Healthy Living

Students Raise Money for Lymphoma While Competing for Scholarship Prize

Students Raise Money for Lymphoma While Competing for Scholarship Prize

Students Raise Money for Lymphoma While Competing for Scholarship Prize

The Leukemia and Lymphoma Society, also known as LLS, exists as a voice for all patients with blood cancers. The society strives to cure lymphoma, leukemia, myeloma, and Hodgkin’s disease, as well as improve the quality of life for both patients and their families. Through its chapters across the United States and Canada, LLS is focused on finding cures and certifying access to affordable treatments for patients with blood cancers. They hope to be able to close the gap between academic discovery and drug development, all the while accelerating the development of new, high-quality treatments.

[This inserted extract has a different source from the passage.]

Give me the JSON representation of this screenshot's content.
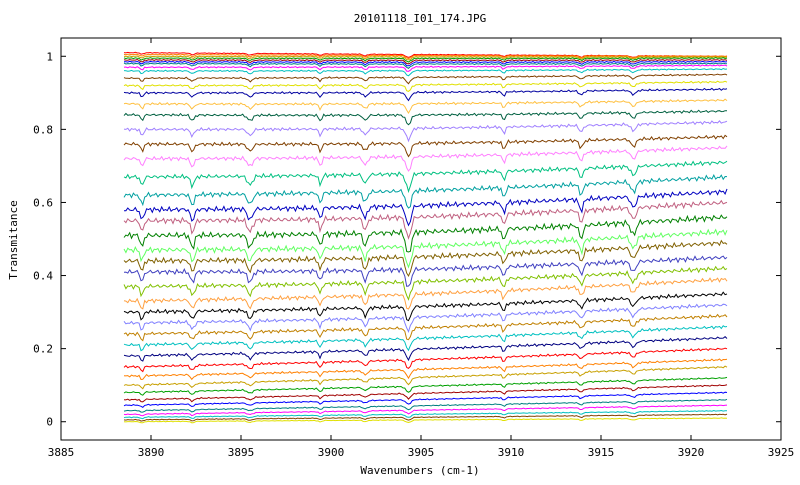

The LLS's Students of the Year Program allows students to participate in a fundraising competition to benefit the LLS's mission.

Major advances of the LLS

So far, LLS has made two major advances. One particular advance occurred in 1999-2000, with a type of therapy known as targeted therapy. Characteristic of this therapy is the drug called Glivec, which helps treat chronic myeloid leukemia. Research for this drug was funded by LLS and it was approved by the FDA in 2000, with a uniqueness for targeting cancer and not harming the ‘good’ cells of the body. With the help of this drug, over 90% of recently-diagnosed patients with CML experience remission.

The Leukemia and Lymphoma Society was founded in 1949 by a mother and father who had lost their 16-year-old son to a battle with leukemia. At the time, their goal was to raise money to help fund research on leukemia and find a cure. “And frankly, we’ve been true to their guidance ever since. As you mentioned, last year, we jumped a major milestone–we’ve deployed over 1 billion dollars to support research worldwide. That support has led to the discovery of virtually every modern therapy used to treat the blood cancers. Cancers of the blood affect the red blood cells, the white blood cells, the bone, and bone marrow. They are a class of about 140 different diseases–the ones people are most familiar with: leukemia, lymphoma, multiple myeloma, and then a host of other more rare diseases. Something that your listeners might be interested in knowing…and perhaps would find shocking… is that when you take these diseases together as a group–the blood cancers–they are the third largest cancer killer in the United States. And this provides a huge unmet medical need. Again, that’s why The Leukemia and Lymphoma Society exists. We exist to find cures, and to make certain that patients have access to those life-saving therapies,” said Dr. Louis DeGennaro, president and CEO of LLS.

Over the last decade, LLS has partnered with several biotechnological and pharmaceutical companies in an attempt to accelerate the approval of new drugs. With a new program known as the Therapy Acceleration Program, both LLS and these companies have been able to bring key players together, so that patients can have access to the latest, most innovative, and most effective treatments available. “The goal is exactly what the name suggests: accelerate the rate at which new therapies are brought into the healthcare arena for blood cancer patients. And we did this by surveying the landscape of these small companies, finding those companies that had agents that we believed were promising for the treatment of blood cancers. And then we partnered with those companies, providing non-dilutive capital. And far more!  We provide expertise and access to key opinion leaders. We even bring the, if you will, The Good Housekeeping Seal of The Leukemia and Lymphoma Society,” said Dr. DeGennaro.